4. Aux termes de l'article L. 424-3 du code de l'urbanisme : " Lorsque la décision rejette la demande ou s'oppose à la déclaration préalable, elle doit être motivée. / Cette motivation doit indiquer l'intégralité des motifs justifiant la décision de rejet ou d'opposition, notamment l'ensemble des absences de conformité des travaux aux dispositions législatives et réglementaires mentionnées à l'article L. 421-6. / Il en est de même lorsqu'elle est assortie de prescriptions, oppose un sursis à statuer ou comporte une dérogation ou une adaptation mineure aux règles d'urbanisme applicables. La motivation n'est pas nécessaire lorsque la dérogation est accordée en application des 1° à 6° de l'article L. 152-6. ".
5. D'une part, il ne résulte pas des dispositions précitées de l'article L. 424-3 du code de l'urbanisme, éclairées par leurs travaux préparatoires, qu'elles feraient par elles-mêmes obstacle au pouvoir du maire d'opposer, à la suite d'un premier refus de permis de construire, un nouveau motif de nature à justifier légalement un tel refus. Dans ces conditions, alors même que le motif tiré de la méconnaissance des dispositions du PLU relatives aux lucarnes en saillie n'avait pas été opposé aux deux précédentes demandes de permis de construire formées par la société requérante, le maire de Draveil pouvait légalement fonder l'arrêté de refus de permis de construire en litige sur ce nouveau motif, alors en outre que ces deux précédentes demandes ne portaient pas exactement sur le même projet.
6. D'autre part, la société pétitionnaire ne conteste pas la méconnaissance, par le projet, des dispositions citées au point 3. Il ressort du reste des pièces du dossier que la distance entre les lucarnes en saillie d'une même façade est inférieure à la largeur de ces lucarnes, en méconnaissance des dispositions du règlement du PLU citées au point 3. Par suite, la société requérante n'est pas fondée à soutenir que le motif tiré de la méconnaissance des dispositions du 2° du chapitre 2 de la zone UA du règlement du PLU est entaché d'irrégularité.
7. En second lieu, le détournement de pouvoir allégué n'est pas établi par les pièces du dossier, ni par la circonstance que les différentes demandes de permis de construire déposées par la société requérante ont toutes été rejetées. Il ne ressort pas davantage des pièces du dossier que le maire de la commune de Draveil aurait manqué à son devoir d'impartialité. Ce moyen doit par suite être écarté.
8. Il résulte de l'instruction que le motif tiré la méconnaissance des dispositions du 2° du chapitre 2 de la zone UA du règlement du PLU était à lui seul de nature à justifier le refus de permis de construire qui a été opposé à la société SCV Résidence Amelia, et que la commune aurait pris la même décision si elle ne s'était fondée que sur ce seul motif.
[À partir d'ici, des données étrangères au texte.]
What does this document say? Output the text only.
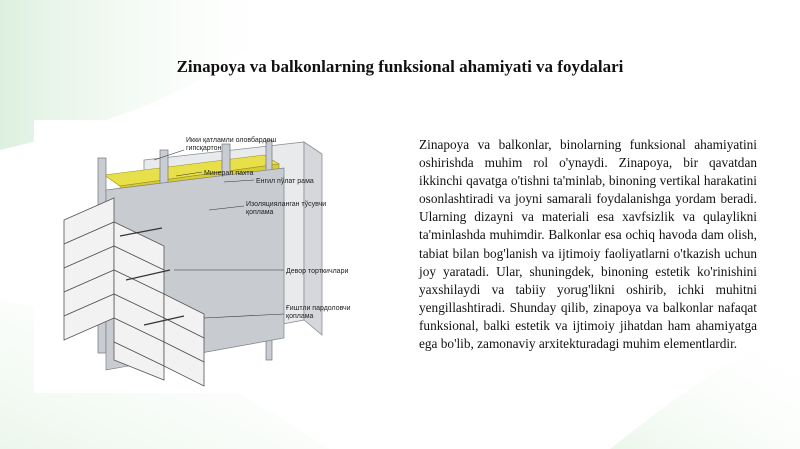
Zinapoya va balkonlarning funksional ahamiyati va foydalari
Икки қатламли оловбардош
гипсқартон
Минерал пахта
Енгил пўлат рама
Изоляцияланган тўсувчи
қоплама
Девор торткичлари
Ғиштли пардоловчи
қоплама

Zinapoya va balkonlar, binolarning funksional ahamiyatini oshirishda muhim rol o'ynaydi. Zinapoya, bir qavatdan ikkinchi qavatga o'tishni ta'minlab, binoning vertikal harakatini osonlashtiradi va joyni samarali foydalanishga yordam beradi. Ularning dizayni va materiali esa xavfsizlik va qulaylikni ta'minlashda muhimdir. Balkonlar esa ochiq havoda dam olish, tabiat bilan bog'lanish va ijtimoiy faoliyatlarni o'tkazish uchun joy yaratadi. Ular, shuningdek, binoning estetik ko'rinishini yaxshilaydi va tabiiy yorug'likni oshirib, ichki muhitni yengillashtiradi. Shunday qilib, zinapoya va balkonlar nafaqat funksional, balki estetik va ijtimoiy jihatdan ham ahamiyatga ega bo'lib, zamonaviy arxitekturadagi muhim elementlardir.
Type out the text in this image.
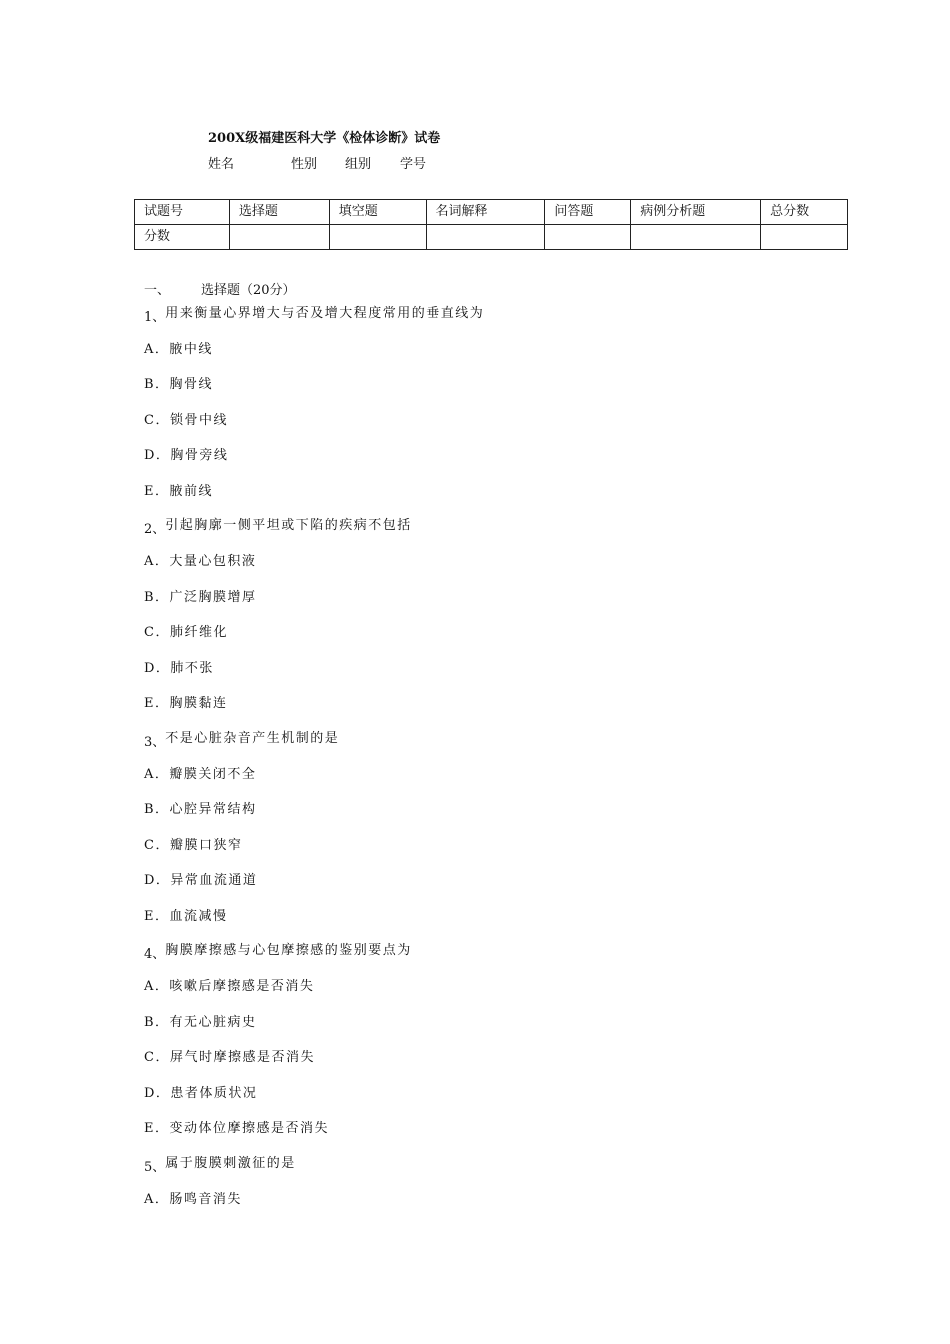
200X级福建医科大学《检体诊断》试卷
姓名	性别 组别 学号
试题号	选择题	填空题	名词解释	问答题	病例分析题	总分数
分数						
一、 选择题（20分）
1、用来衡量心界增大与否及增大程度常用的垂直线为
A．腋中线
B．胸骨线
C．锁骨中线
D．胸骨旁线
E．腋前线
2、引起胸廓一侧平坦或下陷的疾病不包括
A．大量心包积液
B．广泛胸膜增厚
C．肺纤维化
D．肺不张
E．胸膜黏连
3、不是心脏杂音产生机制的是
A．瓣膜关闭不全
B．心腔异常结构
C．瓣膜口狭窄
D．异常血流通道
E．血流减慢
4、胸膜摩擦感与心包摩擦感的鉴别要点为
A．咳嗽后摩擦感是否消失
B．有无心脏病史
C．屏气时摩擦感是否消失
D．患者体质状况
E．变动体位摩擦感是否消失
5、属于腹膜刺激征的是
A．肠鸣音消失
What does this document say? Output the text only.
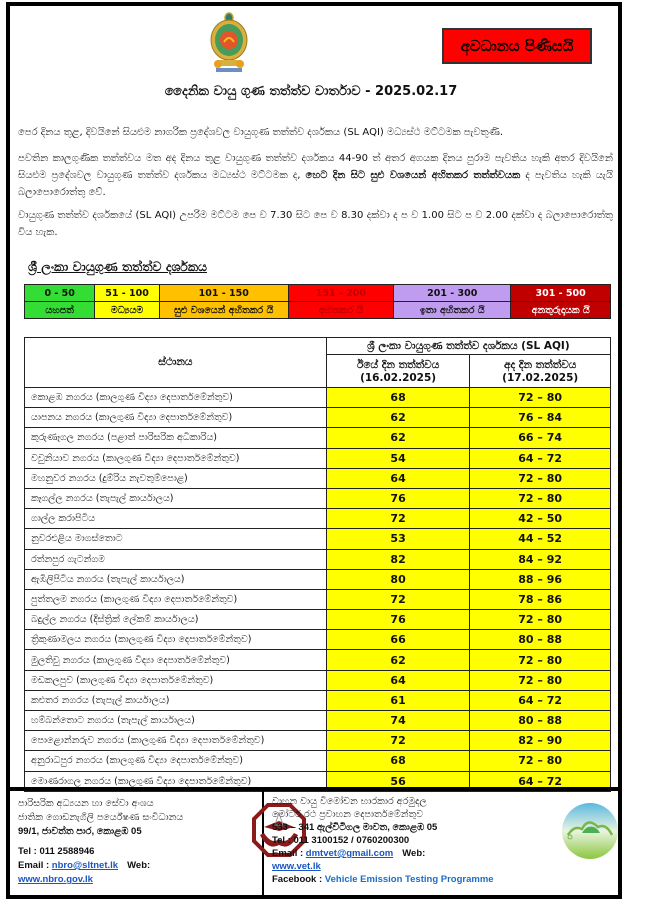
අවධානය පිණිසයි
දෛනික වායු ගුණ තත්ත්ව වාර්තාව - 2025.02.17
පෙර දිනය තුළ, දිවයිනේ සියළුම නාගරික ප්‍රදේශවල වායුගුණ තත්ත්ව දර්ශකය (SL AQI) මධ්‍යස්ථ මට්ටමක පැවතුණි.
පවතින කාලගුණික තත්ත්වය මත අද දිනය තුළ වායුගුණ තත්ත්ව දර්ශකය 44-90 ත් අතර අගයක දිනය පුරාම පැවතිය හැකි අතර දිවයිනේ සියළුම ප්‍රදේශවල වායුගුණ තත්ත්ව දර්ශකය මධ්‍යස්ථ මට්ටමක ද, හෙට දින සිට සුළු වශයෙන් අහිතකර තත්ත්වයක ද පැවතිය හැකි යැයි බලාපොරොත්තු වේ.
වායුගුණ තත්ත්ව දර්ශකයේ (SL AQI) උපරිම මට්ටම පෙ ව 7.30 සිට පෙ ව 8.30 දක්වා ද ප ව 1.00 සිට ප ව 2.00 දක්වා ද බලාපොරොත්තු විය හැක.
ශ්‍රී ලංකා වායුගුණ තත්ත්ව දර්ශකය
0 - 50	51 - 100	101 - 150	151 - 200	201 - 300	301 - 500
යහපත්	මධ්‍යයම	සුළු වශයෙන් අහිතකර යි	අහිතකර යි	ඉතා අහිතකර යි	අනතුරුදායක යි
ස්ථානය	ශ්‍රී ලංකා වායුගුණ තත්ත්ව දර්ශකය (SL AQI)	

ඊයේ දින තත්ත්වය
(16.02.2025)

අද දින තත්ත්වය
(17.02.2025)

කොළඹ නගරය (කාලගුණ විද්‍යා දෙපාර්තමේන්තුව)	68	72 – 80
යාපනය නගරය (කාලගුණ විද්‍යා දෙපාර්තමේන්තුව)	62	76 – 84
කුරුණෑගල නගරය (පළාත් පාරිසරික අධිකාරිය)	62	66 – 74
වවුනියාව නගරය (කාලගුණ විද්‍යා දෙපාර්තමේන්තුව)	54	64 – 72
මහනුවර නගරය (දුම්රිය නැවතුම්පොළ)	64	72 – 80
කෑගල්ල නගරය (තැපැල් කාර්යාලය)	76	72 – 80
ගාල්ල කරාපිටිය	72	42 – 50
නුවරඑළිය මාගස්තොට	53	44 – 52
රත්නපුර ගැටන්ගම	82	84 – 92
ඇඹිලිපිටිය නගරය (තැපැල් කාර්යාලය)	80	88 – 96
පුත්තලම නගරය (කාලගුණ විද්‍යා දෙපාර්තමේන්තුව)	72	78 – 86
බදුල්ල නගරය (දිස්ත්‍රික් ලේකම් කාර්යාලය)	76	72 – 80
ත්‍රිකුණාමලය නගරය (කාලගුණ විද්‍යා දෙපාර්තමේන්තුව)	66	80 – 88
මුලතිවු නගරය (කාලගුණ විද්‍යා දෙපාර්තමේන්තුව)	62	72 – 80
මඩකලපුව (කාලගුණ විද්‍යා දෙපාර්තමේන්තුව)	64	72 – 80
කළුතර නගරය (තැපැල් කාර්යාලය)	61	64 – 72
හම්බන්තොට නගරය (තැපැල් කාර්යාලය)	74	80 – 88
පොළොන්නරුව නගරය (කාලගුණ විද්‍යා දෙපාර්තමේන්තුව)	72	82 – 90
අනුරාධපුර නගරය (කාලගුණ විද්‍යා දෙපාර්තමේන්තුව)	68	72 – 80
මොණරාගල නගරය (කාලගුණ විද්‍යා දෙපාර්තමේන්තුව)	56	64 – 72
පාරිසරික අධ්‍යයන හා සේවා අංශය
ජාතික ගොඩනැගිලි පර්යේෂණ සංවිධානය
99/1, ජාවත්ත පාර, කොළඹ 05
Tel : 011 2588946
Email : nbro@sltnet.lk Web:
www.nbro.gov.lk
වාහන වායු විමෝචන භාරකාර අරමුදල
මෝටර් රථ ප්‍රවාහන දෙපාර්තමේන්තුව
533 – 341 ඇල්විටිගල මාවත, කොළඹ 05
Tel : 011 3100152 / 0760200300
Email : dmtvet@gmail.com Web:
www.vet.lk
Facebook : Vehicle Emission Testing Programme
9. Il résulte de tout ce qui précède, sans qu'il soit besoin de se prononcer sur les autres moyens de la requête ni de procéder à la substitution de motifs sollicitée par la commune de Draveil, que les conclusions à fin d'annulation présentées par la SCCV SCV Résidence Amelia doivent être rejetées.
Sur les conclusions à fin d'injonction sous astreinte :
10. Le présent jugement, qui rejette les conclusions à fin d'annulation présentées par la SCCV SCV Résidence Amelia, n'appelle aucune mesure d'exécution. Dès lors, les conclusions à fin d'injonction sous astreinte présentées par la société requérante ne peuvent qu'être rejetées.
Sur les frais liés au litige :
11. Les dispositions de l'article L. 761-1 du code de justice administrative font obstacle à ce que soit mise à la charge de la commune de Draveil, qui n'est pas la partie perdante dans la présente instance, la somme que demande la SCCV SCV Résidence Amelia au titre des frais exposés et non compris dans les dépens. En revanche, il y a lieu, dans les circonstances de l'espèce, de mettre à la charge de la SCCV SCV Résidence Amelia une somme de 500 euros à verser à la commune de Draveil au titre des dispositions de l'article L. 761-1 du code de justice administrative.
Sur les dépens :
12. Le présent litige n'ayant donné lieu à aucun dépens, les conclusions présentées à ce titre ne peuvent qu'être rejetées.
D E C I D E :
Article 1er : La requête présentée par la SCCV SCV Résidence Amelia est rejetée.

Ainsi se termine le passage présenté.